Fuck you, NRA, and the heavily-armed horse you rode in on.

People with guns kill people, and you can keep your bumpersticker mentality and bizarre interpretation of the Constitution to yourself. Your superficial, myopic sloganeering in your adoration of the Second Amendment is laughable, uncritical, and harmful. It hinders thoughtful discussion of our culturally complicated relationship with firearms. It distorts our history and makes effective, evidence-based public policy impossible. I have no use for you; you are part of the problem. Because you stifle any chance to approach this issue with sanity, facts, reason, and long-term thinking.

Sure, it’s not just about guns, but you won’t let us talk about the guns part at all. And, truth be told, your friends on the right don’t want to assist the mentally ill, talk about poverty, drug policy, education, or anything else that might help. And it’s not about better defenses or arming teachers or security at schools. Stop blaming the victim.

All you have is “No.”

So just shut up.

Your right to have a gun is infringing on my freedom to be safe anywhere, ever.
You’re done.

After today, you have nothing more to say.

Guns.

No apologies, folks. It's time for a review of the evidence and a re-evaluation of national and state gun policies based on facts. It's time to address the cultural issues. It's time to talk about our national obsession with firearms and the Second Amendment. It's time to talk mental health, poverty, crime, and drug policy.

Past time.

Thoughts and prayers are one thing. I'm sick of them. Thoughts and prayers are not action.

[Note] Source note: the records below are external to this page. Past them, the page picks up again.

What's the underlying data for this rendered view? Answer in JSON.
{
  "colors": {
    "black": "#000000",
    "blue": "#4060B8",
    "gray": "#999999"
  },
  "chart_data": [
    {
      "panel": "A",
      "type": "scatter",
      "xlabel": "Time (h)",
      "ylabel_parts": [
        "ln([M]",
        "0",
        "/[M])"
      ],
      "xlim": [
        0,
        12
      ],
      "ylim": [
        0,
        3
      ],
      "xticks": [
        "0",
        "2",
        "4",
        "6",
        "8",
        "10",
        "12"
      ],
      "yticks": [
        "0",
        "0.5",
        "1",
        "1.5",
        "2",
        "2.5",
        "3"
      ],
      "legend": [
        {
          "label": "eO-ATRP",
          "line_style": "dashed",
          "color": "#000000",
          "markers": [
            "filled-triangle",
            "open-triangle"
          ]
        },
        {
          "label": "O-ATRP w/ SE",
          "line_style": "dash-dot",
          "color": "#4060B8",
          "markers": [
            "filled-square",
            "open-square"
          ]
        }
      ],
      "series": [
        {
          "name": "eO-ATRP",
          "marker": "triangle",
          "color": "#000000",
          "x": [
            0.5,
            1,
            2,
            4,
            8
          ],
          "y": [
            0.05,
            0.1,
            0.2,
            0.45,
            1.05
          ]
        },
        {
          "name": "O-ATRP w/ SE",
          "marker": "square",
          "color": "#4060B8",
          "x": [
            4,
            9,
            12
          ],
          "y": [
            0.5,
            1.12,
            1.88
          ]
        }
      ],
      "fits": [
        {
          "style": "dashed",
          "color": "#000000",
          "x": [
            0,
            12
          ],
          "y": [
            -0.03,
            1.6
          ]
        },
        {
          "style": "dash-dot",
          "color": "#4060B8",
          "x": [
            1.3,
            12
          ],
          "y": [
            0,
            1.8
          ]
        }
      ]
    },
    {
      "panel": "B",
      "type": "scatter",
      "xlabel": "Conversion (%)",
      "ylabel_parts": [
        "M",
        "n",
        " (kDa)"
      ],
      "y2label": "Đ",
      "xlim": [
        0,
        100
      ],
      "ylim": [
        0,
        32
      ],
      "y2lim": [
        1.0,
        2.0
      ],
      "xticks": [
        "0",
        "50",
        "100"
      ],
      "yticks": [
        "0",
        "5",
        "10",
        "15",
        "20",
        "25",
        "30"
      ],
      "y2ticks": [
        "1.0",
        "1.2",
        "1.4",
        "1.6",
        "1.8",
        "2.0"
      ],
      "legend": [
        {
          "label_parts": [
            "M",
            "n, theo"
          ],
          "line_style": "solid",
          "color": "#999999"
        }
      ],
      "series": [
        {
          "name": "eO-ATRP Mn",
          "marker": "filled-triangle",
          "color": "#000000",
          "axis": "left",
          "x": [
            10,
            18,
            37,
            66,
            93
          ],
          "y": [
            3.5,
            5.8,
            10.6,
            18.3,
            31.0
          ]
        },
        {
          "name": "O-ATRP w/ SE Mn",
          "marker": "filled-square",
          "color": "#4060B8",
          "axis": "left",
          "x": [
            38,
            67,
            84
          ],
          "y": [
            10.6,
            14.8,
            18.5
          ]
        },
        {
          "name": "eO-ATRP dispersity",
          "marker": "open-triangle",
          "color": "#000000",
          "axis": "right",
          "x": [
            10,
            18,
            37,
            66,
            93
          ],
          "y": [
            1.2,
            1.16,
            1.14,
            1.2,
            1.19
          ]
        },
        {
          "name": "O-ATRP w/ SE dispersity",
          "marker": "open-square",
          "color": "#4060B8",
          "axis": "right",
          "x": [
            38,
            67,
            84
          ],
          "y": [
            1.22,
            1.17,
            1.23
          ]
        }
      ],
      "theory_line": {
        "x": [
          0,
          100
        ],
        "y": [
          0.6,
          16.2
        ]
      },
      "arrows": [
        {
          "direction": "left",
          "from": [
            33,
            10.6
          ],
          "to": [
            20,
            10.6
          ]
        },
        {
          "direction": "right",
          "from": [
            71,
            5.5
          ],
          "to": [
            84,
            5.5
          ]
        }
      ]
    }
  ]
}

Surely a great nation such as the United States can work to craft sane gun policy as well as policy that works on other related issues. While it is certain that every prohibition creates another underground, I believe that we can create a policy long-game that starts to create change.

Stop standing in the way, GOP and NRA. You have no leg to stand on.

You never did.

Thursday, November 15, 2012

United Gifts of America

This may be one of the worst things I have read in awhile: Romney reflects on his loss in call with campaign donors

Not the least for its cynical reaffirmation of the famous 47% comments, its abject disdain for government, and complete inability to analyze election results, but because the party of "personal responsibility" and its poster boy, Mr. Romney, take absolutely no personal responsibility for his loss.

It couldn't be that you see access to health care and the ability to get a college education as "gifts"; it's that those gifts were given to brown people, young people (presumably of all colors), and women. It couldn't be that your party no longer has anything to offer to broad swaths of a changing America, it's that America is changing, and you don't like it. It couldn't be that what Mr. Obama has offered is good and important to many Americans, and actually is what they want; it's that President Obama bribed voters with "freebies." It's not that you are anti-immigrant, it's that President Obama painted you that way. (Insert Jessica Rabbit quote here.)

You, in other words, did not bring this failure, this loss, on yourself through bad politics and poor policy, it was thrust on you by a President, a government, who panders to minorities and women (i.e. not "real Americans"?). He, Mr. Obama, is the cynic, not you. He is trying to make life better for Americans purely to be re-elected president, while you pandering to a decaying segment of America is purely American.

I'm disgusted. More disgusted than when I heard the 47% comments for the first time. But I suppose I am not surprised. The Party of No has learned Nothing. Perhaps they shouldn't. Perhaps they should continue looking for the missing black people, talking about "urban voters," and revive their search for the Muslim Brotherhood in the Obama Administration. Maybe, then, in 2014, we will be rid of their over-represented public presence for awhile.